De um modo geral, é comummente verificável que as estatísticas são cruéis para as Regiões Norte e Centro do País, seja na economia, na educação, no emprego, ou no rendimento per capita dos seus habitantes, evidenciando um empobrecimento alarmante nos últimos anos. Na União Europeia a 15, não há em nenhum país uma única região com menor capacidade para criar riqueza do que o Norte e o Centro de Portugal. Mesmo na UE a 27 o cenário é pouco animador. E acresce que estas disparidades apresentam tendência para se acentuar.
O F. C. Porto, sedeado numa região assim empobrecida, tornou-se nos últimos anos o clube de maior sucesso a nível Europeu, quando se compara o seu orçamento e potencial de partida com os resultados obtidos. Em termos Nacionais, foi Campeão 16 vezes nas últimas 24 épocas, 12 das quais nas últimas 17 e 5 nas últimas 6. Venceu 8 Taças de Portugal e, desde que a competição existe, 15 das 29 Supertaças. Internacionalmente, neste mesmo período, venceu 2 Taças dos Campeões Europeus, 1 Taça Uefa e 2 Taças Intercontinentais, o que constitui um percurso impressionante para um clube cujo orçamento de 60 milhões de euros compete com orçamentos 4 a 5 vezes maiores como são os do Real Madrid, Manchester United, Chelsea, Barcelona, AC Milan, etc.
Como é que um Clube/Empresa consegue estes resultados, estando inserido numa região que ano após ano se tem tornado mais pobre? É uma reflexão que vale a pena fazer.
Por um lado, porque o F.C.Porto foi, nestes últimos 20 anos, superiormente liderado, pois é demasiado óbvio e indiscutível o sucesso que o clube atingiu. O seu Presidente e a sua equipa dirigente inculcaram nos jogadores, treinadores e colaboradores, a vontade e determinação para vencer. Definiu os seus objectivos - ambiciosos, mas concretizáveis, constituiu, organizou e desenvolveu as suas equipas com base em competências que se complementam e onde cada um sabe o seu papel, onde todos são importantes e, - principalmente, em que todos se revêem na atitude vencedora.

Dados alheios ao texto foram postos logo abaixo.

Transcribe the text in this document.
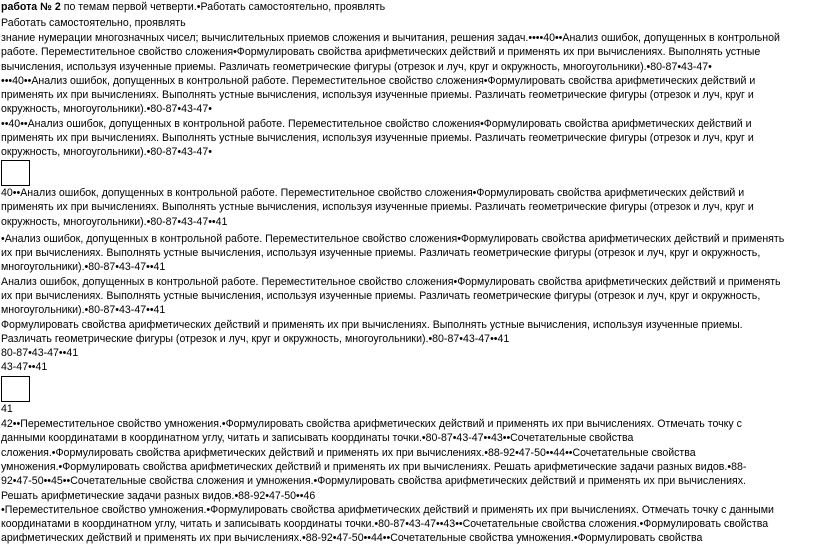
работа № 2 по темам первой четверти.•Работать самостоятельно, проявлять
Работать самостоятельно, проявлять
знание нумерации многозначных чисел; вычислительных приемов сложения и вычитания, решения задач.••••40••Анализ ошибок, допущенных в контрольной
работе. Переместительное свойство сложения•Формулировать свойства арифметических действий и применять их при вычислениях. Выполнять устные
вычисления, используя изученные приемы. Различать геометрические фигуры (отрезок и луч, круг и окружность, многоугольники).•80-87•43-47•
•••40••Анализ ошибок, допущенных в контрольной работе. Переместительное свойство сложения•Формулировать свойства арифметических действий и
применять их при вычислениях. Выполнять устные вычисления, используя изученные приемы. Различать геометрические фигуры (отрезок и луч, круг и
окружность, многоугольники).•80-87•43-47•
••40••Анализ ошибок, допущенных в контрольной работе. Переместительное свойство сложения•Формулировать свойства арифметических действий и
применять их при вычислениях. Выполнять устные вычисления, используя изученные приемы. Различать геометрические фигуры (отрезок и луч, круг и
окружность, многоугольники).•80-87•43-47•
40••Анализ ошибок, допущенных в контрольной работе. Переместительное свойство сложения•Формулировать свойства арифметических действий и
применять их при вычислениях. Выполнять устные вычисления, используя изученные приемы. Различать геометрические фигуры (отрезок и луч, круг и
окружность, многоугольники).•80-87•43-47••41
•Анализ ошибок, допущенных в контрольной работе. Переместительное свойство сложения•Формулировать свойства арифметических действий и применять
их при вычислениях. Выполнять устные вычисления, используя изученные приемы. Различать геометрические фигуры (отрезок и луч, круг и окружность,
многоугольники).•80-87•43-47••41
Анализ ошибок, допущенных в контрольной работе. Переместительное свойство сложения•Формулировать свойства арифметических действий и применять
их при вычислениях. Выполнять устные вычисления, используя изученные приемы. Различать геометрические фигуры (отрезок и луч, круг и окружность,
многоугольники).•80-87•43-47••41
Формулировать свойства арифметических действий и применять их при вычислениях. Выполнять устные вычисления, используя изученные приемы.
Различать геометрические фигуры (отрезок и луч, круг и окружность, многоугольники).•80-87•43-47••41
80-87•43-47••41
43-47••41
41
42••Переместительное свойство умножения.•Формулировать свойства арифметических действий и применять их при вычислениях. Отмечать точку с
данными координатами в координатном углу, читать и записывать координаты точки.•80-87•43-47••43••Сочетательные свойства
сложения.•Формулировать свойства арифметических действий и применять их при вычислениях.•88-92•47-50••44••Сочетательные свойства
умножения.•Формулировать свойства арифметических действий и применять их при вычислениях. Решать арифметические задачи разных видов.•88-
92•47-50••45••Сочетательные свойства сложения и умножения.•Формулировать свойства арифметических действий и применять их при вычислениях.
Решать арифметические задачи разных видов.•88-92•47-50••46
•Переместительное свойство умножения.•Формулировать свойства арифметических действий и применять их при вычислениях. Отмечать точку с данными
координатами в координатном углу, читать и записывать координаты точки.•80-87•43-47••43••Сочетательные свойства сложения.•Формулировать свойства
арифметических действий и применять их при вычислениях.•88-92•47-50••44••Сочетательные свойства умножения.•Формулировать свойства
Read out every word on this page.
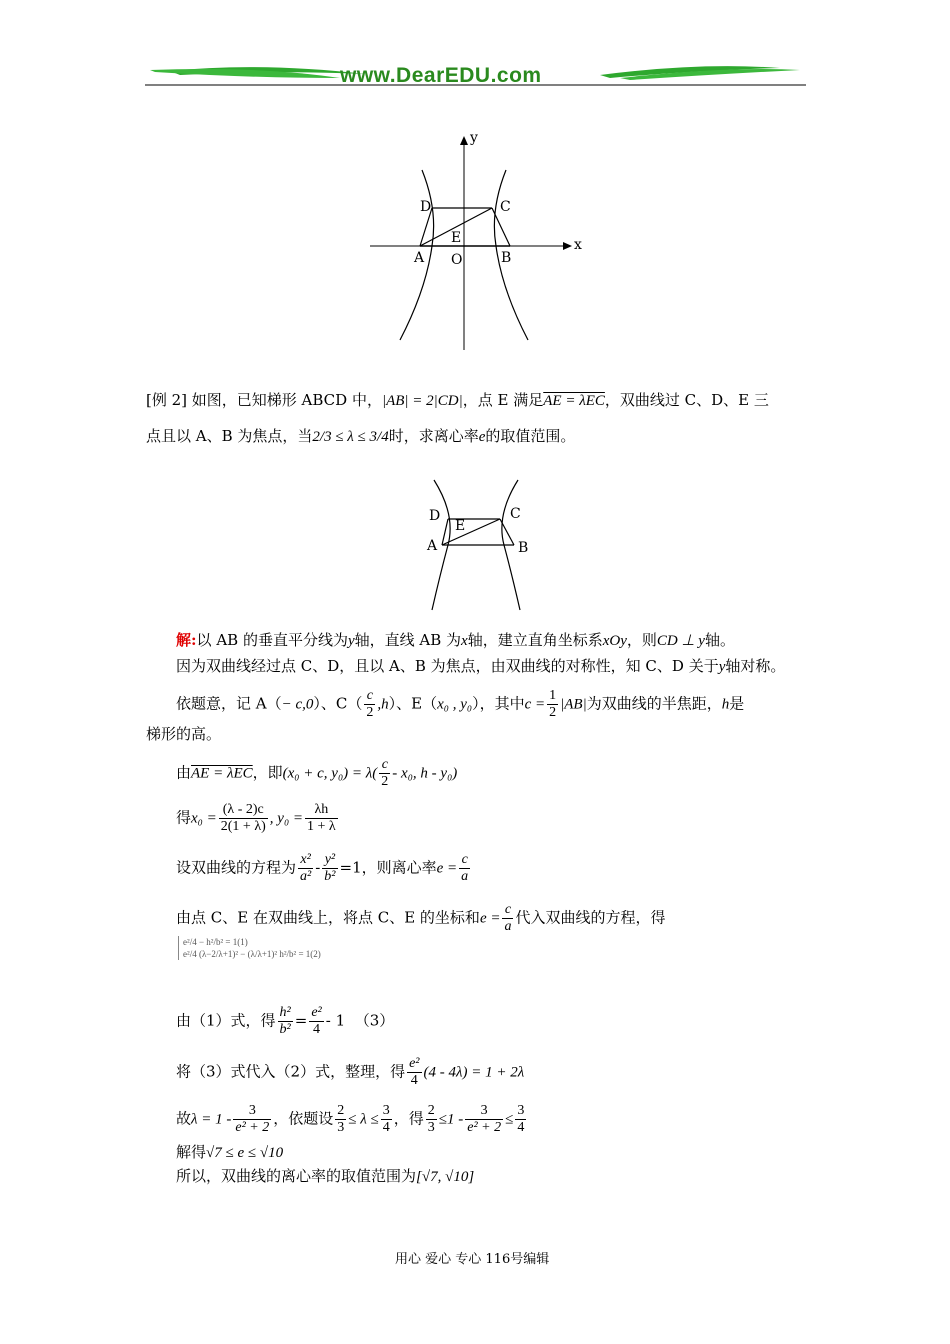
www.DearEDU.com
y
x
D	C
E
A O	B
[例 2] 如图，已知梯形 ABCD 中，|AB| = 2|CD|，点 E 满足AE = λEC，双曲线过 C、D、E 三
点且以 A、B 为焦点，当2/3 ≤ λ ≤ 3/4时，求离心率e的取值范围。
D	C
E
A	B
解:以 AB 的垂直平分线为y轴，直线 AB 为x轴，建立直角坐标系xOy，则CD ⊥ y轴。
因为双曲线经过点 C、D，且以 A、B 为焦点，由双曲线的对称性，知 C、D 关于y轴对称。
依题意，记 A（− c,0）、$C( \frac{c}{2} ,h)$、E（x₀ , y₀），其中$c = \frac{1}{2} |AB|$为双曲线的半焦距，h是
梯形的高。
由AE = λEC，即(x₀ + c, $y_0) = \lambda( \frac{c}{2} - x_0$, h - y₀)
得$x_0 = \frac{(\lambda - 2)c}{2(1 + \lambda)}$ , $y_0 = \frac{\lambda h}{1 + \lambda}$
设双曲线的方程为 $\frac{\text{x²}}{\text{a²}} - \frac{\text{y²}}{\text{b²}} =1$，则离心率$e = \frac{c}{a}$
由点 C、E 在双曲线上，将点 C、E 的坐标和$e = \frac{c}{a}$ 代入双曲线的方程，得
e²/4 − h²/b² = 1(1)
e²/4 (λ−2/λ+1)² − (λ/λ+1)² h²/b² = 1(2)
由（1）式，得 $\frac{\text{h²}}{\text{b²}} = \frac{\text{e²}}{4} - 1$ （3）
将（3）式代入（2）式，整理，得 $\frac{\text{e²}}{4} (4 - 4\lambda) = 1 + 2\lambda$
故$\lambda = 1 - \frac{3}{\text{e² + 2}}$ ，依题设 $\frac{2}{3} \le \lambda \le \frac{3}{4}$ ，得 $\frac{2}{3} \le 1 - \frac{3}{\text{e² + 2}} \le \frac{3}{4}$
解得√7 ≤ e ≤ √10
所以，双曲线的离心率的取值范围为[√7, √10]
用心 爱心 专心 116号编辑
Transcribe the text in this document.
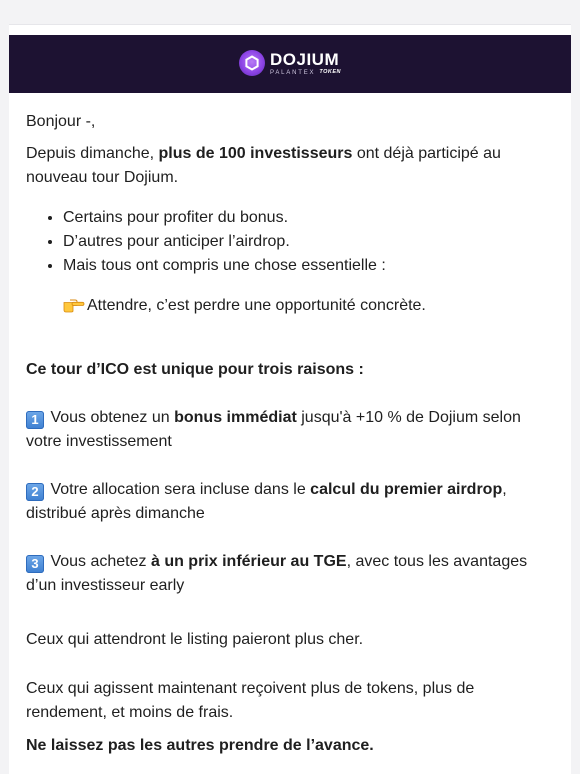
DOJIUM
PALANTEX TOKEN

Bonjour -,

Depuis dimanche, plus de 100 investisseurs ont déjà participé au nouveau tour Dojium.

• Certains pour profiter du bonus.
• D’autres pour anticiper l’airdrop.
• Mais tous ont compris une chose essentielle :

Attendre, c’est perdre une opportunité concrète.

Ce tour d’ICO est unique pour trois raisons :

1 Vous obtenez un bonus immédiat jusqu'à +10 % de Dojium selon votre investissement

2 Votre allocation sera incluse dans le calcul du premier airdrop, distribué après dimanche

3 Vous achetez à un prix inférieur au TGE, avec tous les avantages d’un investisseur early

Ceux qui attendront le listing paieront plus cher.

Ceux qui agissent maintenant reçoivent plus de tokens, plus de rendement, et moins de frais.

Ne laissez pas les autres prendre de l’avance.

O F.C.Porto e os seus líderes perceberam desde cedo algo que muitos dos principais políticos e empresários da região não perceberam. Que num país altamente centralizado na capital e vivendo numa região deprimida, mas com massa critica e com forte identidade, é fundamental "arregimentar as tropas" em torno de "feitos extraordinários e por todos desejados". Transformou-se assim numa das poucas organizações que partindo do Norte se tornou global sem nunca perder o orgulho e sentido de pertença regional, e é na sua região que vai buscar a energia e a capacidade competitiva.
Num país centralizado o F.C.Porto, por estratégia e necessidade, viveu sempre em dois níveis, o regional e o internacional, nunca aceitando a inevitabilidade da sua "nacionalização". O F.C.Porto, pela própria lógica do futebol e pela sua estratégia enquanto organização, encontrou nos seus associados e nas empresas do Norte, principalmente nas exportadoras que se associam com prazer à sua marca, a energia para vencer internacionalmente, e pelo caminho tornar-se dominador em termos nacionais.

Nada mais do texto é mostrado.